Me voici planté devant cette nature morte : l’armoire à glace, le lit, la tenture couleur d’oiseau triste, les larmes d’un jour cholémique et pluvieux sur les vitres. Un petit bruit de ville bout au ras de l’immeuble. Des caresses de vent, courtes et pressées, filent, pareilles à des mèches de feux follets. La nuit est d’un noir de route d’usine. Au loin, sur la toile cirée d’une rue déserte, l’ombre des arbres s’allonge pour dormir.

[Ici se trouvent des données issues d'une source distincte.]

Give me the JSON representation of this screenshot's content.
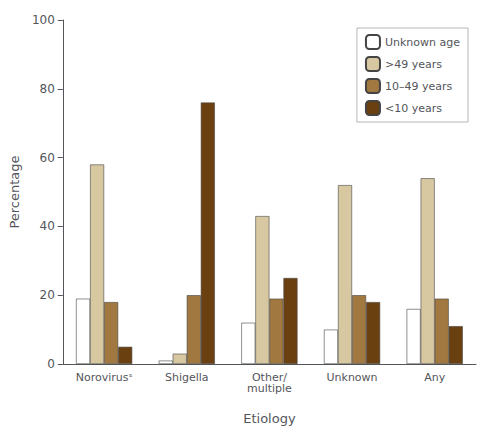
{
  "chart_data": {
    "type": "bar",
    "categories": [
      "Norovirusˢ",
      "Shigella",
      "Other/\nmultiple",
      "Unknown",
      "Any"
    ],
    "series": [
      {
        "name": "Unknown age",
        "color": "#FFFFFF",
        "values": [
          19,
          1,
          12,
          10,
          16
        ]
      },
      {
        "name": ">49 years",
        "color": "#D8C8A2",
        "values": [
          58,
          3,
          43,
          52,
          54
        ]
      },
      {
        "name": "10–49 years",
        "color": "#A07840",
        "values": [
          18,
          20,
          19,
          20,
          19
        ]
      },
      {
        "name": "<10 years",
        "color": "#6B4010",
        "values": [
          5,
          76,
          25,
          18,
          11
        ]
      }
    ],
    "xlabel": "Etiology",
    "ylabel": "Percentage",
    "ylim": [
      0,
      100
    ],
    "yticks": [
      0,
      20,
      40,
      60,
      80,
      100
    ],
    "grid": false,
    "legend": "upper right"
  }
}
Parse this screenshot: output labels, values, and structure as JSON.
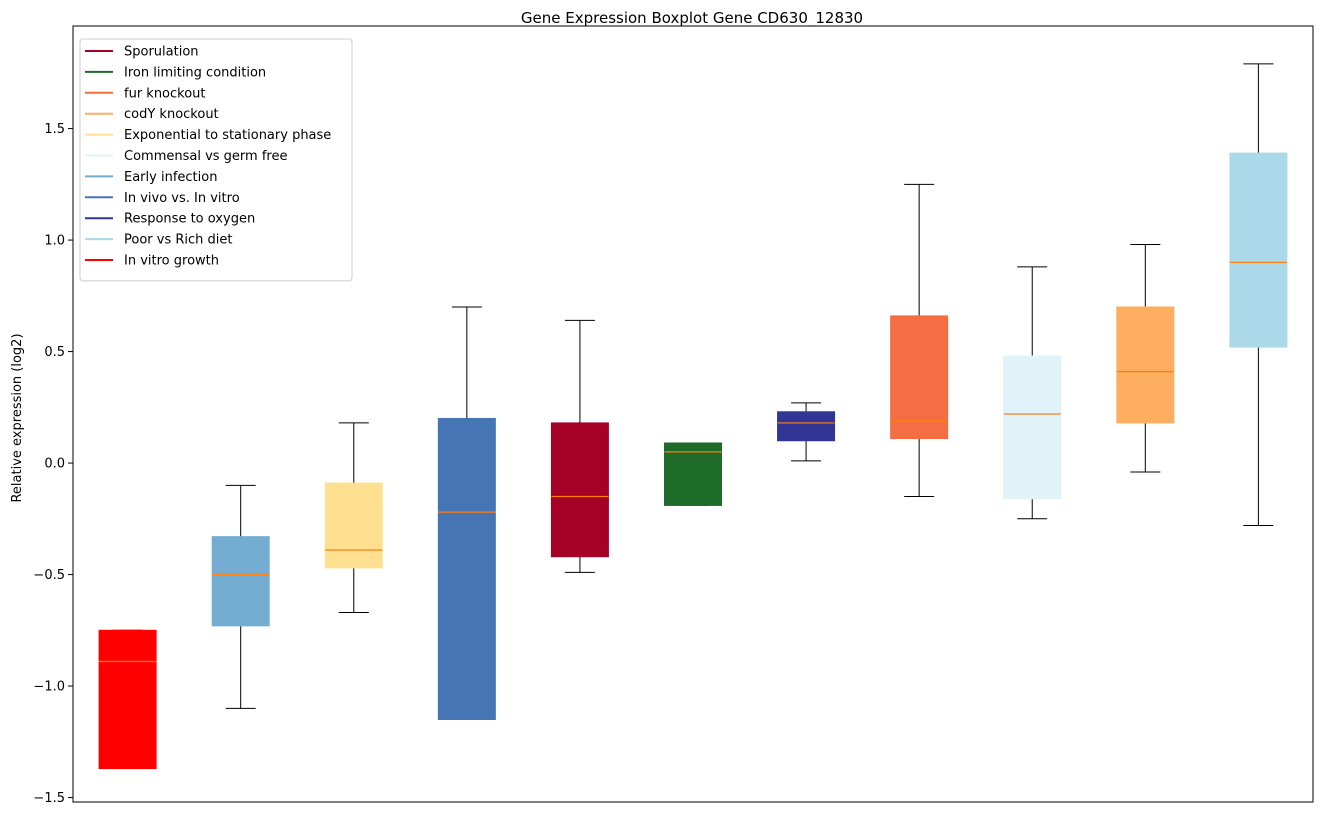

Hier, je n’étais pas si loin... Il me semblait apercevoir des côtes encore, un horizon de têtes d’hommes, entendre des glissements de voitures qui frottaient ma route vers l’obscur. Aujourd’hui déjà, l’écorce du souterrain s’est rapprochée, les fantômes de grand fond rampent à flocons sournois sur les mystères familiers, l’encoignure, le chambranle, le renfoncement, le couloir. De brusques remous me donnent à penser que toute la machine démarre dans une autre existence, qu’il y aura pour moi de nouveaux frères, de nouvelles anciennes maîtresses de nouveaux amis au bout de la course. Je cours aux fenêtres de l’exil mouvant. Mais les lointains se mangent. Je me porte comme une dépouille jusqu’aux hublots presbytes et percés dans l’éternité pure….
Je n’ai plus de terre sous mes pieds. L’un après l’autre, ceux qui disaient mon nom sous les lampes, ceux qui m’ouvraient des portes, ceux qui me souriaient aux terrasses, ont plongé. Je n’ai plus de place nulle part. Et la vie me pousse, me donne de l’épaule, comme si j’avais quelque chance encore de voir une longue poignée de main se dresser comme un barrage...
La vie ne me laisse pas m’arrêter. Elle ne me permet pas de construire des paliers dans ma solitude. Il faut que je descende. Mon destin m’encercle, me cerne déjà, me jette dans la direction qu’il veut, et que j’essaierai de comprendre jusqu’à la fin. Toutes ces fenêtres, et tous les jours l’approche de la nuit... Tous les jours... Chaque jour bat les mêmes cartes, finit par en perdre, en ajoute de nouvelles, qui ressemblent aux autres. Ces descentes et ces remontées, du jour à la nuit, comme de wagonnets dans une carrière, me vident d’un sable nécessaire...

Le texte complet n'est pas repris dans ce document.